Washington area law firms are retooling due to a financial crisis that is bringing growing pressure from corporations and a drop in work in mergers and acquisitions, litigation and commercial real estate. At least one global firm with a D.C. office, Heller Ehrman, is closing, and another, Clifford Chance, announced layoffs last week. Some big firms here are becoming bigger through mergers, which are up this year, or by snagging teams of lawyers from their competitors. Others are shifting to more lucrative specialties, such as bankruptcies, foreclosures and regulatory work related to implementing the bailout package, or capping salaries of associates and restructuring.
Some are even - gasp - agreeing to move from hourly fees to fixed rates.
More than 36,000 lawyers work in the Washington region, ranking it behind only the New York City area, according to the Greater Washington Initiative, an economic development organization. More than 60,000 people work in the legal profession in the Washington area, which, per capita, employs more in that sector than any other metropolitan region in the nation. Washington lawyers' heavy reliance on work in government contracts, regulations and technology has protected them from the widespread layoffs occurring in New York, particularly their counterparts involved in mortgage-backed securities.
In other news:
* Staff writer Kim Hart profiles ComScore, the Reston company that measures Web traffic. Advertisers tell her such data will become even more important as marketing budgets shrink in a weakening economy.

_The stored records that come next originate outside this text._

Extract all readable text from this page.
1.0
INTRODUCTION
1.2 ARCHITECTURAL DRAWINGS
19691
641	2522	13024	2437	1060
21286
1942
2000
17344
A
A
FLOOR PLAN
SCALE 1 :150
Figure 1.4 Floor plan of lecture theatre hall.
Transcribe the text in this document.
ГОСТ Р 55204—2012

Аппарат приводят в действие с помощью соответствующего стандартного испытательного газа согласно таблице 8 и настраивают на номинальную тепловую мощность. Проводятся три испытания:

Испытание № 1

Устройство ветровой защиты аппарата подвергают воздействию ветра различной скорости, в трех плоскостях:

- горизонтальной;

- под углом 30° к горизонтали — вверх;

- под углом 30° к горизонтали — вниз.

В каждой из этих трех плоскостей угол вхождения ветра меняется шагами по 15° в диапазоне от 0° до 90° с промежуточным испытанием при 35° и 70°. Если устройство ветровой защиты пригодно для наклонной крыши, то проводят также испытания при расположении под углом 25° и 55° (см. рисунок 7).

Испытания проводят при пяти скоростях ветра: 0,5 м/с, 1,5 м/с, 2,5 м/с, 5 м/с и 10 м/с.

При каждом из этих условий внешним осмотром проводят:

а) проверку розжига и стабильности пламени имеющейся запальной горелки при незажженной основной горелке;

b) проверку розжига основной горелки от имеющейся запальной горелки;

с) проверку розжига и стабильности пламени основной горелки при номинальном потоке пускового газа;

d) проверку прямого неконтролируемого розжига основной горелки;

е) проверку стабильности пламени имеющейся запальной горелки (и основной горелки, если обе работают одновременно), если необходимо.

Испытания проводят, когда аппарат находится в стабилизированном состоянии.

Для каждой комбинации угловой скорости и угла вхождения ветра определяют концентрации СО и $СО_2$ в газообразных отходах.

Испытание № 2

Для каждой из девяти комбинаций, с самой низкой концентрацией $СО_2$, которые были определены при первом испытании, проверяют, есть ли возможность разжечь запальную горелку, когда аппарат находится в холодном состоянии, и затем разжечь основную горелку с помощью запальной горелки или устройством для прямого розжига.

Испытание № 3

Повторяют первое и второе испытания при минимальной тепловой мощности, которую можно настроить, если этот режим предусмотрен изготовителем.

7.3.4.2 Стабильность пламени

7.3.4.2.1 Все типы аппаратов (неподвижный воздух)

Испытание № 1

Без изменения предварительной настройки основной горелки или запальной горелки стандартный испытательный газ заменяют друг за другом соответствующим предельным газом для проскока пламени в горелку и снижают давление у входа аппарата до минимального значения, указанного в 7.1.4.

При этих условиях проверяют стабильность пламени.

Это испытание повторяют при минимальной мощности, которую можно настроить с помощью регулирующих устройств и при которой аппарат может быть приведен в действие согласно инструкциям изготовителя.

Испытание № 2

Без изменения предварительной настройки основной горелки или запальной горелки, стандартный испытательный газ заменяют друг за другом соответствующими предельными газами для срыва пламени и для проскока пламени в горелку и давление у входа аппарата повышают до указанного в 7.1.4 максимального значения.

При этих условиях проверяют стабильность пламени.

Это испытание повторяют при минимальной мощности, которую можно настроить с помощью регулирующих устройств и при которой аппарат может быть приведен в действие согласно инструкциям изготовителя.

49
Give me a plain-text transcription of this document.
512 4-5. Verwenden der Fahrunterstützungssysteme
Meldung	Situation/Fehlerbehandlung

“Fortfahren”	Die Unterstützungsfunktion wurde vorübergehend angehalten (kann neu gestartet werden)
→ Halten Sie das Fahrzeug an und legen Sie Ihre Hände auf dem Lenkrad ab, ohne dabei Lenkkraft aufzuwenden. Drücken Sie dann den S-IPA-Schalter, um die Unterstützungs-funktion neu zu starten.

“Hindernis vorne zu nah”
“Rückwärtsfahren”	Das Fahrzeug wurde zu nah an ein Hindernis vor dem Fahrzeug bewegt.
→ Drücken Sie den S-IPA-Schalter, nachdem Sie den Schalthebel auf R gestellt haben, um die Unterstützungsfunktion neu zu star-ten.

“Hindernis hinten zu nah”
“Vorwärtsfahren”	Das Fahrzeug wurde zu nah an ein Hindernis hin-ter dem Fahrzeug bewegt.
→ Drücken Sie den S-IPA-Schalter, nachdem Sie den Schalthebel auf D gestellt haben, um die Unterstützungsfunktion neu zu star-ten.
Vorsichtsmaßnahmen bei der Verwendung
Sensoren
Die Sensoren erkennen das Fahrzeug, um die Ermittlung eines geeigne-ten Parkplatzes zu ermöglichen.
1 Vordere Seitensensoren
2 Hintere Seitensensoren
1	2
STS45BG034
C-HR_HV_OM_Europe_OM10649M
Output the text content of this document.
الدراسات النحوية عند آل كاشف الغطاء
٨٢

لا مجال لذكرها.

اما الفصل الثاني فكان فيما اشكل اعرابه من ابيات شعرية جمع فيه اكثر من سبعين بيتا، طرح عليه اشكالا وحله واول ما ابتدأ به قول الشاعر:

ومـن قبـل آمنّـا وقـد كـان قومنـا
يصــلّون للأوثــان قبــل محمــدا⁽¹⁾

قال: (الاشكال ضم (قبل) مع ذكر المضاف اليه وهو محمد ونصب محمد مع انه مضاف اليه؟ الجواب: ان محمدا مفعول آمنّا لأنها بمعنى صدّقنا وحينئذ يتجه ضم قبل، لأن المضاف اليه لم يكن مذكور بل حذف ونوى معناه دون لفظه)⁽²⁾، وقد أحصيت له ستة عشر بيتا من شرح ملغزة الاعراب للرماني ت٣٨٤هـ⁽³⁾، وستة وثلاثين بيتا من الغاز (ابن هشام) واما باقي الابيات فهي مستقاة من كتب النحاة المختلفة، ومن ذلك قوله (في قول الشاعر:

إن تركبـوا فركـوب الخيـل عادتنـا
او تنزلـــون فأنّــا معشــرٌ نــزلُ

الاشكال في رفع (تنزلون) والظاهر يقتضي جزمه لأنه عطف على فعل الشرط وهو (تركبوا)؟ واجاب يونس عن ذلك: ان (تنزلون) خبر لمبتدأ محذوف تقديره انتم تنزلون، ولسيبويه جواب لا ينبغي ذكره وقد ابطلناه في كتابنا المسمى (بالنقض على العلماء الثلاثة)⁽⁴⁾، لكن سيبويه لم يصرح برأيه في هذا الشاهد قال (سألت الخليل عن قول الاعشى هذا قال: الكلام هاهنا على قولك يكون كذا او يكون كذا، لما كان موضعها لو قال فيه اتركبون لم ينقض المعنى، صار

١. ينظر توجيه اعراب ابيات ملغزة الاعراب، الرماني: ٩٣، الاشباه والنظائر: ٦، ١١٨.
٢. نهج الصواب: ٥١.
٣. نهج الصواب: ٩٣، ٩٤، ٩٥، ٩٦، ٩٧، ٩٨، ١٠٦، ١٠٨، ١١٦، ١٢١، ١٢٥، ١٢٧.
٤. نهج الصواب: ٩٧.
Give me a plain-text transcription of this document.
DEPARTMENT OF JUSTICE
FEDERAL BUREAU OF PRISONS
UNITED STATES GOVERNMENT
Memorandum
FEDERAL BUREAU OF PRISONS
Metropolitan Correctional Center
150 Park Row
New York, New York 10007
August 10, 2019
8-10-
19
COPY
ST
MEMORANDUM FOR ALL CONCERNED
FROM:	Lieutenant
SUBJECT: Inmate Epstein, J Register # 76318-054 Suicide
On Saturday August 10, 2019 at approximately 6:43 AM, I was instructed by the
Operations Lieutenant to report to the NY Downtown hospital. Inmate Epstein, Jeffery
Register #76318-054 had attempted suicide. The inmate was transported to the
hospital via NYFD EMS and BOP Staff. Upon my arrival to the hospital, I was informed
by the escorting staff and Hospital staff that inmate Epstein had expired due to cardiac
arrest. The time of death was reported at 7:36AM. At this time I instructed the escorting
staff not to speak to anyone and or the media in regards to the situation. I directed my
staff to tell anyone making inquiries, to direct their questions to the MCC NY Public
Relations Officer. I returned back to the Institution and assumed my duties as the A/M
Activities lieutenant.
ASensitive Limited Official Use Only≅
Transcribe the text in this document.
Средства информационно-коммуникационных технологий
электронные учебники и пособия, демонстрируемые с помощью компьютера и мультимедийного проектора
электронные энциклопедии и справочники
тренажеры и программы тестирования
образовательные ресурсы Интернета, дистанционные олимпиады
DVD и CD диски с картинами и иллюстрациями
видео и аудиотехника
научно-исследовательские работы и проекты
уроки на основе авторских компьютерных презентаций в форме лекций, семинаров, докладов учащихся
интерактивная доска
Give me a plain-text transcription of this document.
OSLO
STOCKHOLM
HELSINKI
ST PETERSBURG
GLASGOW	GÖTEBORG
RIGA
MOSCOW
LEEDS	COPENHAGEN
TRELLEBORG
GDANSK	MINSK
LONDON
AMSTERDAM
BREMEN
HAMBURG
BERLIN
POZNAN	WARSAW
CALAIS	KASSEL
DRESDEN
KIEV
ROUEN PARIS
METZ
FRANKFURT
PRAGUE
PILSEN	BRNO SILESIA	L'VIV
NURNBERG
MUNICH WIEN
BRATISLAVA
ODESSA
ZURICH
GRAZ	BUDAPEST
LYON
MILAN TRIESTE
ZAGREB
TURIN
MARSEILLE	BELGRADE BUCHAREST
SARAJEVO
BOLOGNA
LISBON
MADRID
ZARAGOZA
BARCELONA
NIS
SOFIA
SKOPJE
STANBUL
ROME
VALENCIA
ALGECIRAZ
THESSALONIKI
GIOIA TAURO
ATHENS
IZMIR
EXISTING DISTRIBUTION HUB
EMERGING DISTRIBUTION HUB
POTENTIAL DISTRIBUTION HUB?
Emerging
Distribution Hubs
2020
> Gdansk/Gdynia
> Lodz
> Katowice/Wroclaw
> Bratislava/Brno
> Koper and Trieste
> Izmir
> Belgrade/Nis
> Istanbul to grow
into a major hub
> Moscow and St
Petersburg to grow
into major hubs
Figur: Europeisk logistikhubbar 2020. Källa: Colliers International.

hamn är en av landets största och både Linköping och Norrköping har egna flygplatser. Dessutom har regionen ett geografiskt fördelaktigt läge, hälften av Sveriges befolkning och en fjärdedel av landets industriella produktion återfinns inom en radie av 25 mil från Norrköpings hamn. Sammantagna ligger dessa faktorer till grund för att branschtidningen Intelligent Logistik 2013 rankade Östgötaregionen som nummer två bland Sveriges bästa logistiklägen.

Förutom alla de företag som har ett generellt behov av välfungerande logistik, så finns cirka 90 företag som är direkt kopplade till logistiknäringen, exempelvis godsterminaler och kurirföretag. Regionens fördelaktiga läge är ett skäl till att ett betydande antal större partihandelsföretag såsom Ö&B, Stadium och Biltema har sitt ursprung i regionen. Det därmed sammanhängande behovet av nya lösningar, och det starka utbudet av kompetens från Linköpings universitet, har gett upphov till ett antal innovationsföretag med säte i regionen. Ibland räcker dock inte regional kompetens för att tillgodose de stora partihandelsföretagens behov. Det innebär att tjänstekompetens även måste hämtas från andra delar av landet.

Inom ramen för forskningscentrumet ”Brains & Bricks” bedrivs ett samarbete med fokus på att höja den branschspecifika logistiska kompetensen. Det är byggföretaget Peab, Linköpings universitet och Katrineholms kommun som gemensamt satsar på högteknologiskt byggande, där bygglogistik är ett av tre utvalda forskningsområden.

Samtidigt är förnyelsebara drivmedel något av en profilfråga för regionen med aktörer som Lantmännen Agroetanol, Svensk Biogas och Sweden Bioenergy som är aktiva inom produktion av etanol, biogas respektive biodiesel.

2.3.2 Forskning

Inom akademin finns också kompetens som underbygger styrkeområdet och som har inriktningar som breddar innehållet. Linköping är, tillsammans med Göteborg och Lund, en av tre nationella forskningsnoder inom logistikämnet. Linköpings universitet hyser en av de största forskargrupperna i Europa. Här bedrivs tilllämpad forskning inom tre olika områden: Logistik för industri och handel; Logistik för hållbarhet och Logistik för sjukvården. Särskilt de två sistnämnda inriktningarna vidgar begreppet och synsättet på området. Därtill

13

*Montgomery County planners are focusing first on White Flint -- or North Bethesda as developers prefer to call it -- as they tackle a multiyear plan to transform Rockville Pike into a string of pedestrian-friendly urban villages connected by a tree-lined boulevard all the way north to Shady Grove. They expect to present a plan for the area to the County Council by next spring.
White Flint is being designed to become the most densely populated new town on the pike and a major center for new office space. Current proposals show the 420-acre area overshadowing downtown Bethesda and Rockville Town Center and dwarfing plans for Shady Grove and Twinbrook.